Despite the first day jitters, athletes are happy to finally begin their next stage in life.
"Being on campus finally is awesome." Freshman tennis player Maya Zein-El-Abdin said. "It's so huge I've already gotten lost a couple of times. Today was fun, though, and it was really nice meeting all of the other athletes."
For baseball mom Mary McKirahan, orientation was the realization of two dreams.
"I am thrilled that Andrew is coming to Texas to play baseball," she said. "It is especially fun because I am a Longhorn, too."
Of the fear of sending her son off to college. McKirahan said, "It won't be too hard because we are not very far away in Georgetown, and we're really looking forward to be able to attend all of the sports."

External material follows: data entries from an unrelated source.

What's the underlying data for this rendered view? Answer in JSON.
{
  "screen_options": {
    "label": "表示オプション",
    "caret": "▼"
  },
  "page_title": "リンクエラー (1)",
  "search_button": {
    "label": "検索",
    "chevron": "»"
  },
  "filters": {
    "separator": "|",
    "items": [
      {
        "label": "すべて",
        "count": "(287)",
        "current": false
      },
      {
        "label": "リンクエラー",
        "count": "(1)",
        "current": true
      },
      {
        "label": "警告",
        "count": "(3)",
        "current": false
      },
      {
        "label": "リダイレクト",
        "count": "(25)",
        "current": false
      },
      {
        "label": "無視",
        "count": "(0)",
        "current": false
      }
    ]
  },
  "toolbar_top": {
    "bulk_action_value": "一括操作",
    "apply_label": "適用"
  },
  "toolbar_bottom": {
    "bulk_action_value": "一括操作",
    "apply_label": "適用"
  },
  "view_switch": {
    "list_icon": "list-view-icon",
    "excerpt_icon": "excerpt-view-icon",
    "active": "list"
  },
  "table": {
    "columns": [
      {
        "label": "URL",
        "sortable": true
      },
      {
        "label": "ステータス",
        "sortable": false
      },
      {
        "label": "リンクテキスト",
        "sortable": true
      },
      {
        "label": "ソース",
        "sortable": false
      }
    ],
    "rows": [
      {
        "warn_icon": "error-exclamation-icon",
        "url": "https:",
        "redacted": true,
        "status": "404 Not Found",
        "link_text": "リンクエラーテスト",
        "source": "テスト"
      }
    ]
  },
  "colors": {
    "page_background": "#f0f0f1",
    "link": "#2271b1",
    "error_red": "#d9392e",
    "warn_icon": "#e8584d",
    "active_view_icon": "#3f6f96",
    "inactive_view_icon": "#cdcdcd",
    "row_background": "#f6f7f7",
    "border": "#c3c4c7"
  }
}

By the end of the day's festivities, one general theme had been espoused by students, parents, staff and coaches pride. Nearly every freshman that introduced themselves to the assembled crowd finished by adding, "I'm proud to be a Longhorn." The parents echoed the theme.
"Although it is going to be tough leaving Mia, we're very, very pleased that she is coming to Texas," said Doug Baum, father of women's track and field newcomer Mia Baum.
Before the event was closed in traditional Longhorn fashion with the freshman serenading their parents and coaches with "The Eyes of Texas," DeLoss Dodds had one important piece of advice to impart to the newcomers.
"Everywhere you go from now on you represent yourself, your teammates, your home town and this university. That is a big responsibility do it with pride."